Masked hypertension in kidney disease patients may affect kidney and cardiovascular health
Many patients with chronic kidney disease (CKD) have hypertension that is not detected in the clinic, and such 'masked' hypertension is linked with increased risks of kidney, heart, and vascular damage. The findings come from a large study appearing in an upcoming issue of the Clinical Journal of the American Society of Nephrology (CJASN).
Many studies have shown that rather than taking traditional blood pressure measurements in the clinic, measuring blood pressure outside the clinic is a better way to assess patients' risks for hypertension-related health problems. Most of these studies were conducted in patients with normal kidney function.
To look at the issue in patients with CKD, Paul Drawz, MD, MHS, MS (University of Minnesota) and his colleagues studied 1492 men and women with CKD who were enrolled in the Chronic Renal Insufficiency Cohort (CRIC) Study.

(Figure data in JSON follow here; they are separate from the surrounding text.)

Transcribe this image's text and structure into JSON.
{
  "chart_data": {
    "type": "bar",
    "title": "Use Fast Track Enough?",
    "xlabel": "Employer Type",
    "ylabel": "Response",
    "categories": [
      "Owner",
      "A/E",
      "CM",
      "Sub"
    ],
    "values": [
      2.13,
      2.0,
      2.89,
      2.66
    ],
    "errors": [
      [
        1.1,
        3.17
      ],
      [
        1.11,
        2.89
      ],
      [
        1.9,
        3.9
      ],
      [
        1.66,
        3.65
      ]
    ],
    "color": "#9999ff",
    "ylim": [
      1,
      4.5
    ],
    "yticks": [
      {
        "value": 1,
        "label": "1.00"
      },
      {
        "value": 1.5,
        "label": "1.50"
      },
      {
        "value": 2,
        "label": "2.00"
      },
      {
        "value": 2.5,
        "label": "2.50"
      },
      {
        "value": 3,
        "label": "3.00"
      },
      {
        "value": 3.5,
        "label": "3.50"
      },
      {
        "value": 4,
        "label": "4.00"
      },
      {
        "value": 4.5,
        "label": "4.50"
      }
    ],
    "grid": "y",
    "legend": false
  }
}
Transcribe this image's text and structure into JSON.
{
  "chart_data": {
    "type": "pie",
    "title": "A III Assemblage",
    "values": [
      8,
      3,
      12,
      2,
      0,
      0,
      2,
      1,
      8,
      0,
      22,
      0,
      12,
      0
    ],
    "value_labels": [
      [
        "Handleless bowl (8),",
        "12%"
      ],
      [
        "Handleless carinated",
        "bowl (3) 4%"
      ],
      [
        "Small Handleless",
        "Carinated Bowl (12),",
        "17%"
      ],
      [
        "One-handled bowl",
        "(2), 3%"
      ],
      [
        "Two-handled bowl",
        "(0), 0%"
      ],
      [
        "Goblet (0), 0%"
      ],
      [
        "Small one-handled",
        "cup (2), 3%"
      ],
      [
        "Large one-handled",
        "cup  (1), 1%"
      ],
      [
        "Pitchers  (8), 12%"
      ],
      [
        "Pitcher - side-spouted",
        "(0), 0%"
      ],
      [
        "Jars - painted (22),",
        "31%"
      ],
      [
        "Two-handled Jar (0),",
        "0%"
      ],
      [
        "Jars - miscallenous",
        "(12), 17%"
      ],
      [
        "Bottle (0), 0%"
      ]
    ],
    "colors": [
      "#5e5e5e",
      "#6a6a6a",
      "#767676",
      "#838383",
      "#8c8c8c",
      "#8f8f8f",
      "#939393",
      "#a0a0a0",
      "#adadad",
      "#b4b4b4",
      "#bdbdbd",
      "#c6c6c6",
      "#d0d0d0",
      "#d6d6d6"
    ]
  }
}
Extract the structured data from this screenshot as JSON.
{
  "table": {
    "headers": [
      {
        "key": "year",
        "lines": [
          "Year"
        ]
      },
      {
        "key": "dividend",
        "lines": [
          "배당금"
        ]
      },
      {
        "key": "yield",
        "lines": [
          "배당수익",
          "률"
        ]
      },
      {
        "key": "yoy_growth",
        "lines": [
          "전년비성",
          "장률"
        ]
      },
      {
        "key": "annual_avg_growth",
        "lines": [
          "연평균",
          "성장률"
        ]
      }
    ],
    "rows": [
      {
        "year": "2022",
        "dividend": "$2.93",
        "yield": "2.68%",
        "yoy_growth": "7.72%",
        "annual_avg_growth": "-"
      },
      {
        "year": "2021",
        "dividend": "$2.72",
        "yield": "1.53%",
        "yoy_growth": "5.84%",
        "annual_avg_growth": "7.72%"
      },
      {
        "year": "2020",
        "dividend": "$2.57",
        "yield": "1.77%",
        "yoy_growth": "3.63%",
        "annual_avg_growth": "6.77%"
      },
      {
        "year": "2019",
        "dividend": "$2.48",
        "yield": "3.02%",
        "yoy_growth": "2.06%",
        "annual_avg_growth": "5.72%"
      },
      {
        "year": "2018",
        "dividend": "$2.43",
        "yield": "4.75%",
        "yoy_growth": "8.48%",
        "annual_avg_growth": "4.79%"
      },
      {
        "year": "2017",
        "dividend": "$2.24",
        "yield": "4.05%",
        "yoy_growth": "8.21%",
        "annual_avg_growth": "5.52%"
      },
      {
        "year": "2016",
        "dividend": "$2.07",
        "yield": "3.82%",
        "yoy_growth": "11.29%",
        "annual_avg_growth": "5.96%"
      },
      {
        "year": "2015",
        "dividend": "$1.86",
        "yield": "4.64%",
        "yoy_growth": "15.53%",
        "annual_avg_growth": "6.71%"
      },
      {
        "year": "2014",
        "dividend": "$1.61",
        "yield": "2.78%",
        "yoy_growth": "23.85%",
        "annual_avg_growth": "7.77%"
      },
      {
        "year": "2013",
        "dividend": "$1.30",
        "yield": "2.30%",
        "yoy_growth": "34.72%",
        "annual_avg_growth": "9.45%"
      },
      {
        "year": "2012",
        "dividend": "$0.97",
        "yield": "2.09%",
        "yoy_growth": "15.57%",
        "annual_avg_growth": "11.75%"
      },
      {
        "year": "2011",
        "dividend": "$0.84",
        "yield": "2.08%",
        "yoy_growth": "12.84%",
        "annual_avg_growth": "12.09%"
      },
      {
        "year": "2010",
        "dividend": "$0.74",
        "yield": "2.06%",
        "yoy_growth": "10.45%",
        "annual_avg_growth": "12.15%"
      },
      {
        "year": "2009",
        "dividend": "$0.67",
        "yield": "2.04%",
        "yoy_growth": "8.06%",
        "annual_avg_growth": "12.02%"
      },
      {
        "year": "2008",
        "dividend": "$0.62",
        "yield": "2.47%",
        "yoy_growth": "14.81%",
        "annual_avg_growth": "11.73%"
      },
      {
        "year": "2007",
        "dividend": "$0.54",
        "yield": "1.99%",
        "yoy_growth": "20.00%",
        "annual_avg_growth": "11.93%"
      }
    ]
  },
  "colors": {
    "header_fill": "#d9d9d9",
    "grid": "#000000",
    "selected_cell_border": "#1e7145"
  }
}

The team found that nearly 28% of participants had masked hypertension, meaning that their blood pressure was normal in a clinician's office but was elevated outside the clinic. Elevated blood pressure outside the clinic was a risk factor for kidney, heart, and vascular damage regardless of whether the clinic blood pressure was normal or elevated.
"Our findings support the recommendations that patients check their blood pressure outside the usual doctor's office setting, either by 24-hour blood pressure monitoring as done in our study, or by monitoring blood pressure at home," said Dr. Drawz. "Of course, patients should discuss their blood pressure and its treatment with their doctor."
The CRIC Study was established in 2001 by the National Institute of Diabetes, Digestive, and Kidney Diseases to improve the understanding of CKD and related cardiovascular illness. The CRIC Study initially enrolled more than 3939 people with CKD who remain in long-term follow-up. Between July 2013 and August 2015, an additional 1560 people with CKD were invited to join the study with an emphasis on older Americans. Follow-up of study participants continues at 13 CRIC Study Centers.